|
|
|
|
|
by ralfd
1534 days ago
|
|
> But it’s a bad comparison, this is about a tool that is conceptually limited, it’s something art has never had before. We didn’t have paint brushes that wouldn’t let you use them to paint a nude portrait or spray cans that refused to let you use them do create graffiti. But is the comparison to 'art' apt? The platonic ideal is that this will work like the holodeck from the Enterprise, but the skill is all in the machine, there is no effort or skill for the consumer aside from the decision what she wants to see. I can enter "monkey on a bicycle" in the Google image search and Google shows me pictures of monkeys on bikes. Dalle works exactly the same. Is Googles image search for that reason like a paint brush? Should it make illegal content available? I don't think so, it is a content service. A future Dalle-22 may be virtually indistinguishable from Youtube or Pornhub and A) it should be able decide what it wants to be and B) be bound by the same laws like youtube or pornhub. |
|
This is the way it’s an artistic tool. You can say “monkey on a bicycle” and sure you get it randomly generating stuff, but if I ask for “capuchin monkey riding a red schwin bicycle with whitewall tires and a basket on the front handlebars” I’ve used the tool to craft a specific image I’ve constructed in my imagination, it becomes a tool to take what I have imagined and realise it, it’s an artistic tool just like the photoshop contextual fill tool is an art tool, just way more advanced.

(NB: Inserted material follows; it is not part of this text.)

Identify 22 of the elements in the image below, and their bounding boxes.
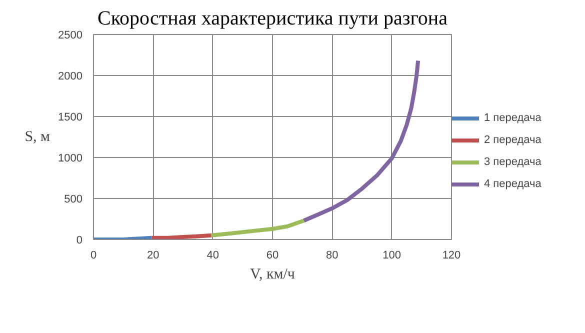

As for future iterations… I don’t see any reason to assume that “Dall-E 22” or even “Dall-E 44” will somehow gain sentience and have tastes or be capable of deciding what content it want to produce for us. The “Tastes” of this model are determined by its training data, as is what it is capable of generating, you mentioned PornHub and that’s a great example, no matter how good the model gets at generating photorealistic things from descriptions, if they don’t include anything in the training data that’s labeled as “dildo” then the mode will have no way of knowing what to generate and will just produce randomised nonsense… so again you would be forced to use it as an artistic tool, to describe the scene constructively like they do with their dead horse example, “horse sleeping in a lake of red liquid” produced an image that looked like a dead horse in a lake of blood. If you have to do this then you are “painting” a scene by writing an elaborate description of everything in it and are using the model as an artistic tool in order to produce the visual image you want.